Two-Tier University System

Like most of her columns, Margaret's latest attack on the Canadian university system is a mishmash of prediction, prescription, and wishful thinking. Her prescription is that Canada move to a two-tier university system consisting of a few elite research-centred institutions and a majority of teaching centred institutions. Her prediction is that Canada will continue to have a one-tier system but with fewer tenured research faculty and more of the teaching load covered by untenured sessional instructors without PhD’s. And her wish is that, in any event, university faculty will get their comeuppance.

Her prediction is based both on (1) the pressure provincial governments are placing on universities to increase enrollments while reducing costs and (2) the public perception -- which Margaret is helping to engender -- that university faculty are overpaid and under-worked and that much of their research (especially in the humanities and social sciences) is of little or no value. Since Canadian universities have already been evolving in this way for a number of years, Margaret's prediction that they will continue to do so is neither particularly controversial nor interesting.

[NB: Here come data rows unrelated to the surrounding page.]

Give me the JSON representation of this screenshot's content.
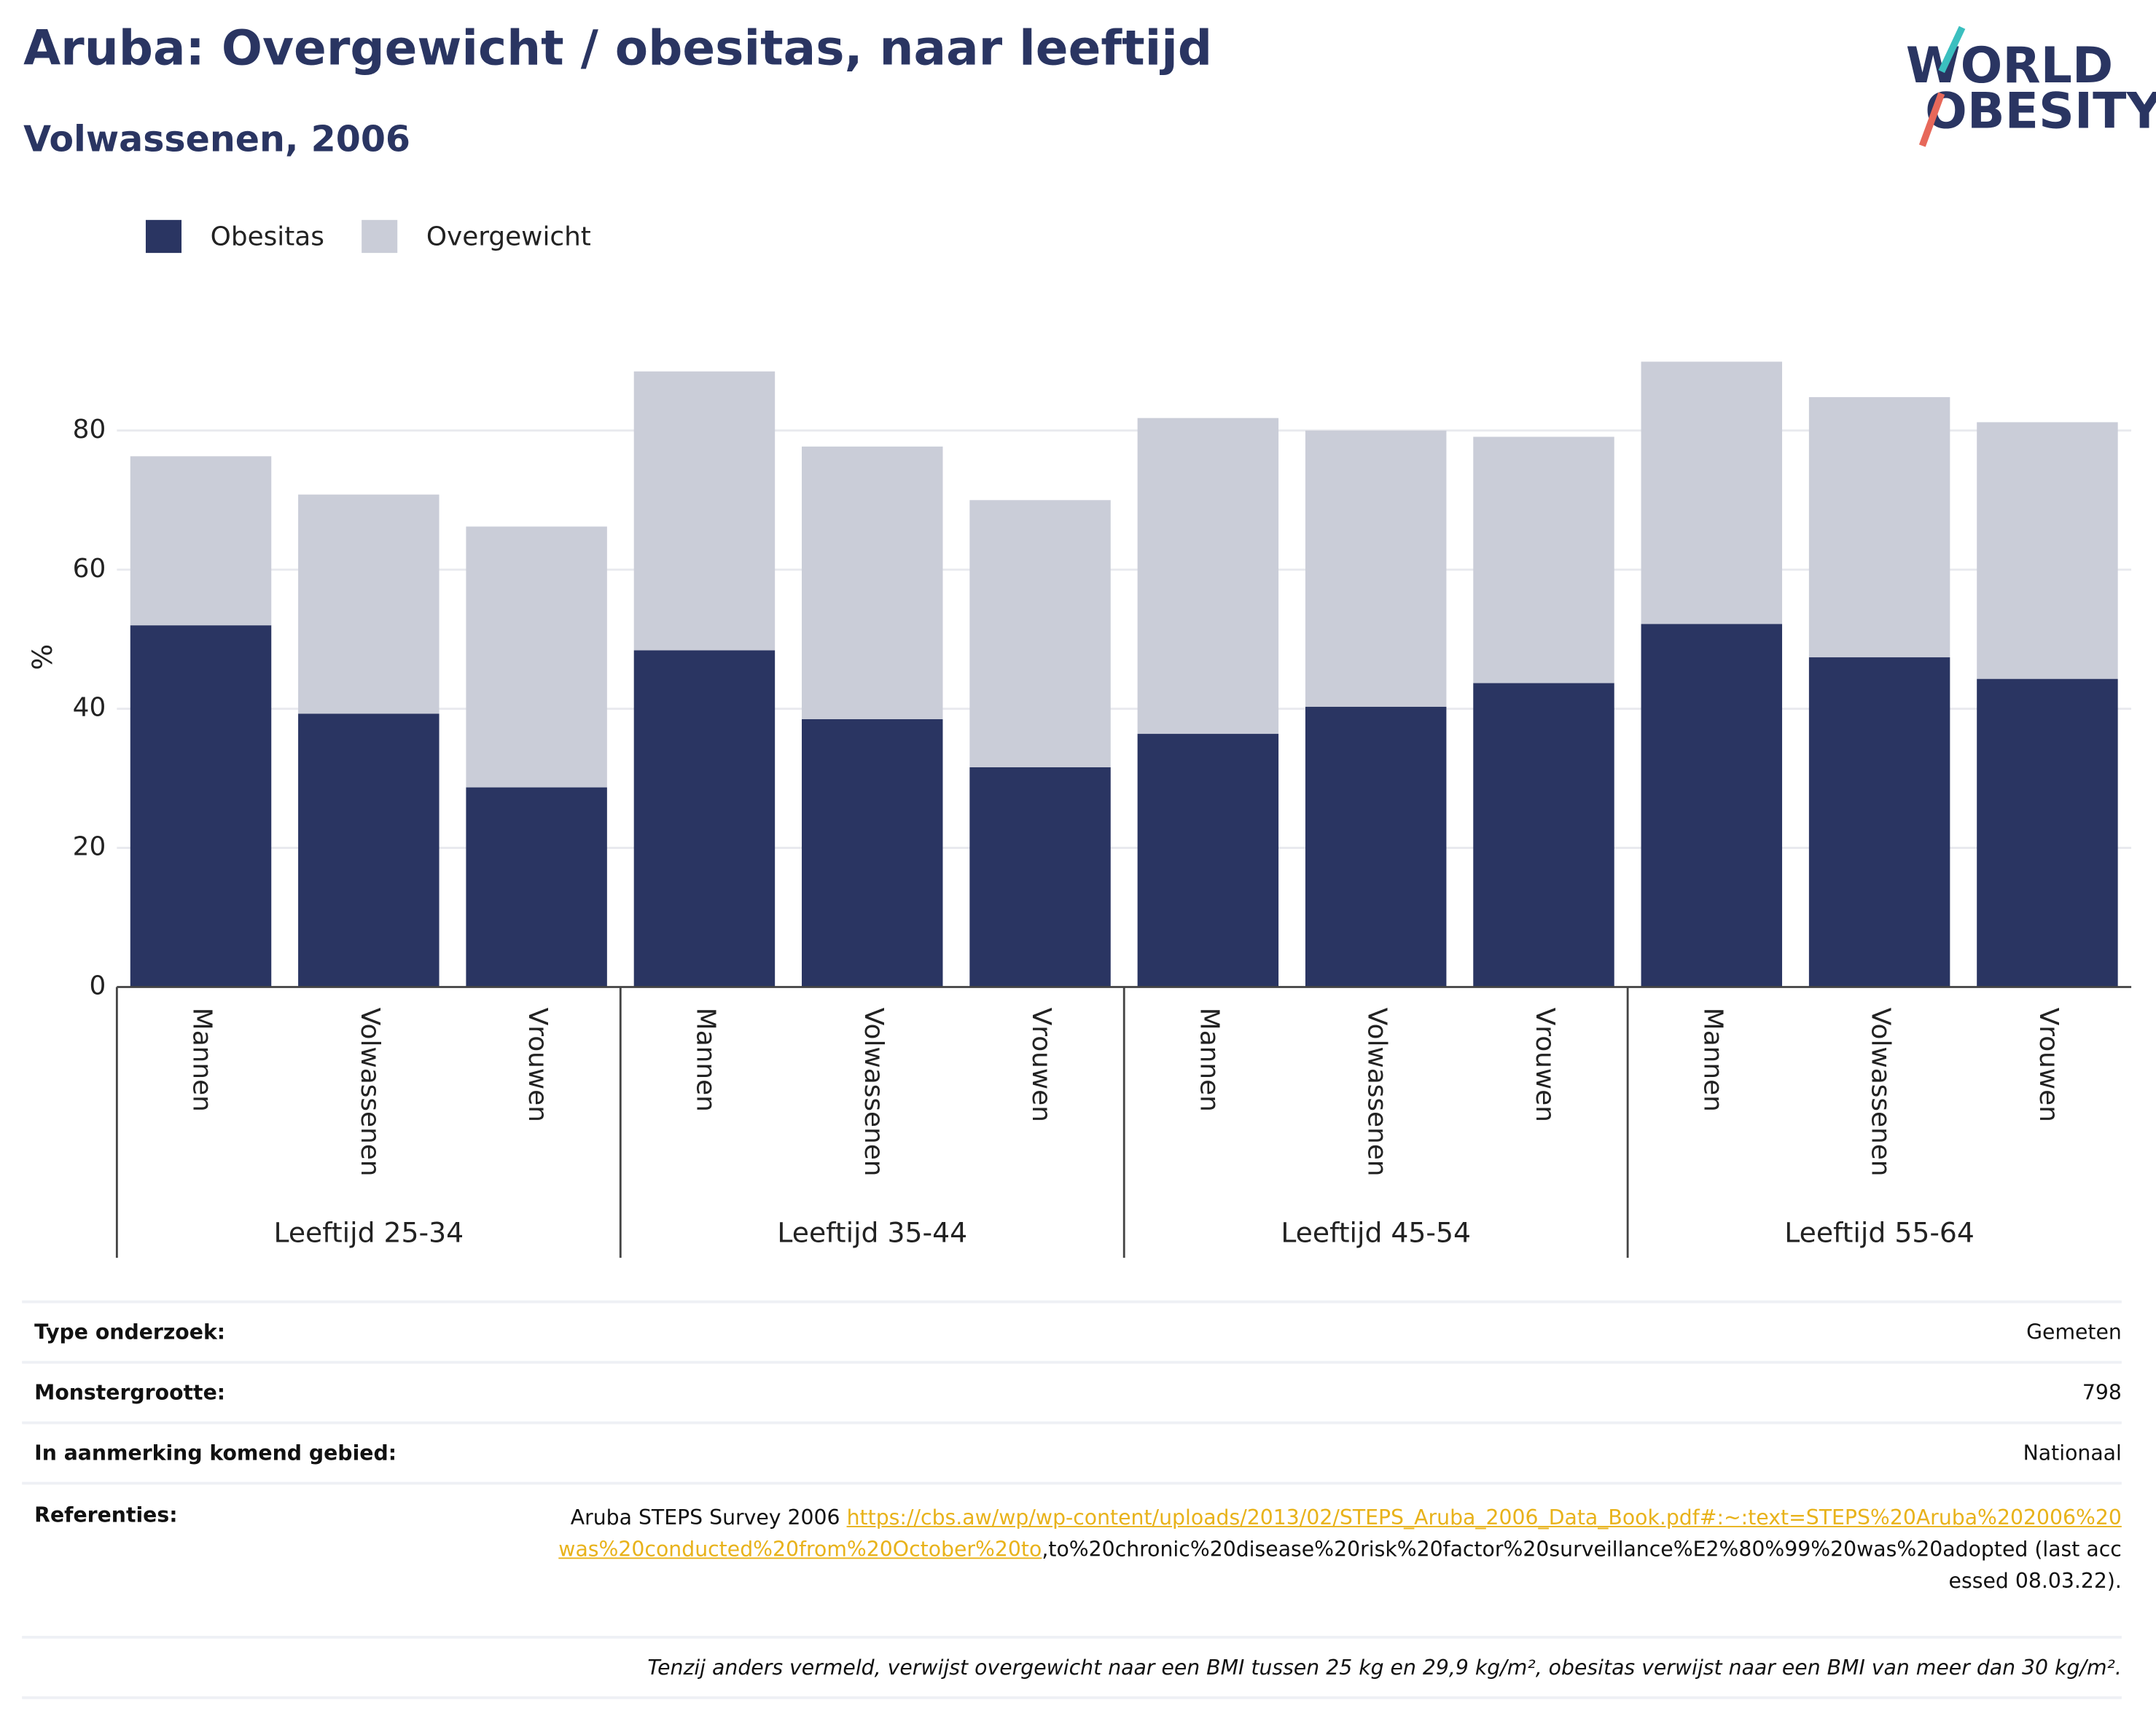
{
  "chart_data": {
    "type": "stacked_bar",
    "title": "Aruba: Overgewicht / obesitas, naar leeftijd",
    "subtitle": "Volwassenen, 2006",
    "y_label": "%",
    "groups": [
      {
        "name": "Leeftijd 25-34",
        "categories": [
          "Mannen",
          "Volwassenen",
          "Vrouwen"
        ]
      },
      {
        "name": "Leeftijd 35-44",
        "categories": [
          "Mannen",
          "Volwassenen",
          "Vrouwen"
        ]
      },
      {
        "name": "Leeftijd 45-54",
        "categories": [
          "Mannen",
          "Volwassenen",
          "Vrouwen"
        ]
      },
      {
        "name": "Leeftijd 55-64",
        "categories": [
          "Mannen",
          "Volwassenen",
          "Vrouwen"
        ]
      }
    ],
    "series": [
      {
        "name": "Obesitas",
        "color": "#2a3562",
        "values": [
          52.0,
          39.3,
          28.7,
          48.4,
          38.5,
          31.6,
          36.4,
          40.3,
          43.7,
          52.2,
          47.4,
          44.3
        ]
      },
      {
        "name": "Overgewicht",
        "color": "#cacdd8",
        "values": [
          24.3,
          31.5,
          37.5,
          40.1,
          39.2,
          38.4,
          45.4,
          39.7,
          35.4,
          37.7,
          37.4,
          36.9
        ]
      }
    ],
    "ylim": [
      0,
      92
    ],
    "yticks": [
      0,
      20,
      40,
      60,
      80
    ],
    "grid": true,
    "legend": "top-left"
  },
  "logo": {
    "line1": "WORLD",
    "line2": "OBESITY"
  },
  "details": {
    "rows": [
      {
        "label": "Type onderzoek:",
        "value": "Gemeten"
      },
      {
        "label": "Monstergrootte:",
        "value": "798"
      },
      {
        "label": "In aanmerking komend gebied:",
        "value": "Nationaal"
      }
    ],
    "references": {
      "label": "Referenties:",
      "text": "Aruba STEPS Survey 2006 ",
      "link": "https://cbs.aw/wp/wp-content/uploads/2013/02/STEPS_Aruba_2006_Data_Book.pdf#:~:text=STEPS%20Aruba%202006%20was%20conducted%20from%20October%20to",
      "after": ",to%20chronic%20disease%20risk%20factor%20surveillance%E2%80%99%20was%20adopted (last accessed 08.03.22)."
    },
    "footnote": "Tenzij anders vermeld, verwijst overgewicht naar een BMI tussen 25 kg en 29,9 kg/m², obesitas verwijst naar een BMI van meer dan 30 kg/m²."
  }
}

Her prescription that Canada move to a two-tier system does require some comment, however. She presents two separate arguments for this conclusion, neither of which are compelling. First, she claims that the principle job of the university and college system is to efficiently deliver mass undergraduate education to 30 or 40 per cent of the population,” and that the current research model that most universities adhere does this very inefficiently. And second, she argues that the benefits of much of the “marginal” research done on the current system are “remarkably obscure.” These arguments reflect a remarkable ignorance of both the nature and value of universities.

Contra Margaret, universities are not primarily teaching institutions, but rather are centres for the development and interchange of ideas. This, of course, includes undergraduate teaching, but it also involves a whole lot more. The teaching-centred institutions in Margaret's proposed two-tiered system would be universities in name only. What she is really proposing is a vastly reduced university system and a vastly increased college system in which most post-secondary education would occur. Moreover, the value of a university is not ultimately measured by the impact of the research (or teaching) carried on their upon the broader society in which it is located. Centres of the free and unfettered development and exchange of ideas are valuable in their own right. Some of the ideas developed in such an institutions do, of course, have a positive societal impact; others range from downright stupid to even dangerous. But the mere fact of their being places in which such ideas can be freely developed, explored, and exchanged is what gives universities their value.

Canadians may ultimately decide upon a reduced university system. Or they may decide to allow the trend of offloading undergraduate teaching onto sessional instructors to continue. Hell, we even decide might to fund our universities to the extent that all undergraduate teaching is performed by tenured or tenure-stream faculty (with small class sizes and in properly equipped classrooms -- a guy can dream, can't he?) But however we decide, our decision ought to be an informed one. Margaret's not helping

Tuesday, April 6, 2010

Margaret and Diversty Redux

There are two separate questions:

1. Is diversity in the workplace an end in itself or simply a means of combatting unjust discrimination in hiring and promotion?

2. Are hiring and promotion quotas and/or diversity training effective means of achieving these goals?

Re. 1, my own view is that workplace diversity policies should be viewed as a means of combatting discrimination rather than an end in themselves.

Re.2, since hiring and promotion quotas are prima facie unjust, they should be utilized only for groups who continue to be subjected to serious discrimination. Although mildly irritating, there is nothing particularly unjust about being subjectived to diversity training as a condition of employment. But such techniques are, in general, not likely to be particularly effective in instilling non-discriminatory attitudes in the workforce.

Upshot: although the tone of Margaret's column may warm the cockles of the Neanderthal heart, she's not entirely out to lunch on this one.